Man kann ihn aber nicht erschlagen, er ist droben in den Felsen, er steht in einem schmalen Gang, in dem nur ein Mann auf einmal gehen kann, und er ist Herr des Teufelssalzes, er ist mit dem Satan im Bund, und wenn Hunderte gegen ihn streiten, so überwältigt er sie mit einer einzigen Patrone, die er nach dem nächsten Stein schleudert.

Die Männer stehen ratlos. Nur noch zwei Tage, dann wird der Hammer von den Weißen Brettern schlagen.

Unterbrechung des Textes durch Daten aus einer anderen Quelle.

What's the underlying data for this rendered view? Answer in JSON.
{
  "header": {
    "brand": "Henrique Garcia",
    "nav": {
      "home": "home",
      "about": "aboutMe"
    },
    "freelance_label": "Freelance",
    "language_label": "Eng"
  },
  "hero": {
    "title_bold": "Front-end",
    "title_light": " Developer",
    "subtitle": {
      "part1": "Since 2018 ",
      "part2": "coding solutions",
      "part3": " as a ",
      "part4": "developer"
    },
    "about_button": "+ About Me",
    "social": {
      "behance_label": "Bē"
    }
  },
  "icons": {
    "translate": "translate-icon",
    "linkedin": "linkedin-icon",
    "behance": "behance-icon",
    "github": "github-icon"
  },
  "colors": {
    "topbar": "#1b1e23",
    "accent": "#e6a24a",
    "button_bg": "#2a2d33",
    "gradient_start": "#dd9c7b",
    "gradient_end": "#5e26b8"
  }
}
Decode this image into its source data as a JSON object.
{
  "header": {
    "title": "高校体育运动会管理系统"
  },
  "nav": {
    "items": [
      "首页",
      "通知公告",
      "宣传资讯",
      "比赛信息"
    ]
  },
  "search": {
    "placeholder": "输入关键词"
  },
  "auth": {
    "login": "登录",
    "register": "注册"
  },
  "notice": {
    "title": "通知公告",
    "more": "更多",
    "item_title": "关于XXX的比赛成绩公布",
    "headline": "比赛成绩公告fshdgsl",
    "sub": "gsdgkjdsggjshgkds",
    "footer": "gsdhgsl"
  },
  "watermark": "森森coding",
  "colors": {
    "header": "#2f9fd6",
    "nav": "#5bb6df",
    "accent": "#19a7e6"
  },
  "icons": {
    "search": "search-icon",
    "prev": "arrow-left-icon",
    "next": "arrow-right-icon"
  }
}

Seit man Binias Ring gefunden hat, ist Kaplan Johannes dem Schicksal Thönis auf der Spur. Warum sind Josi Blatter und Binia Waldisch in der Wetternacht über den Stutz heraufgekommen, in der Nacht, wo Thöni Grieg geflohen ist? Warum haben seine Verwandten in Hospel nie die geringste Nachricht von ihm bekommen? Er klettert Tag um Tag an den Felsenufern der Glotter und späht in die Wasser.

Heute hat Johannes in einem Felsenschlund beim Bildhaus an der Grenze von Tremis, in dem das Wasser quirlt und brodelt, etwas auftauchen sehen, was ein Bein und ein Schuh sein könnte — nein, was ein Bein und ein Schuh ist.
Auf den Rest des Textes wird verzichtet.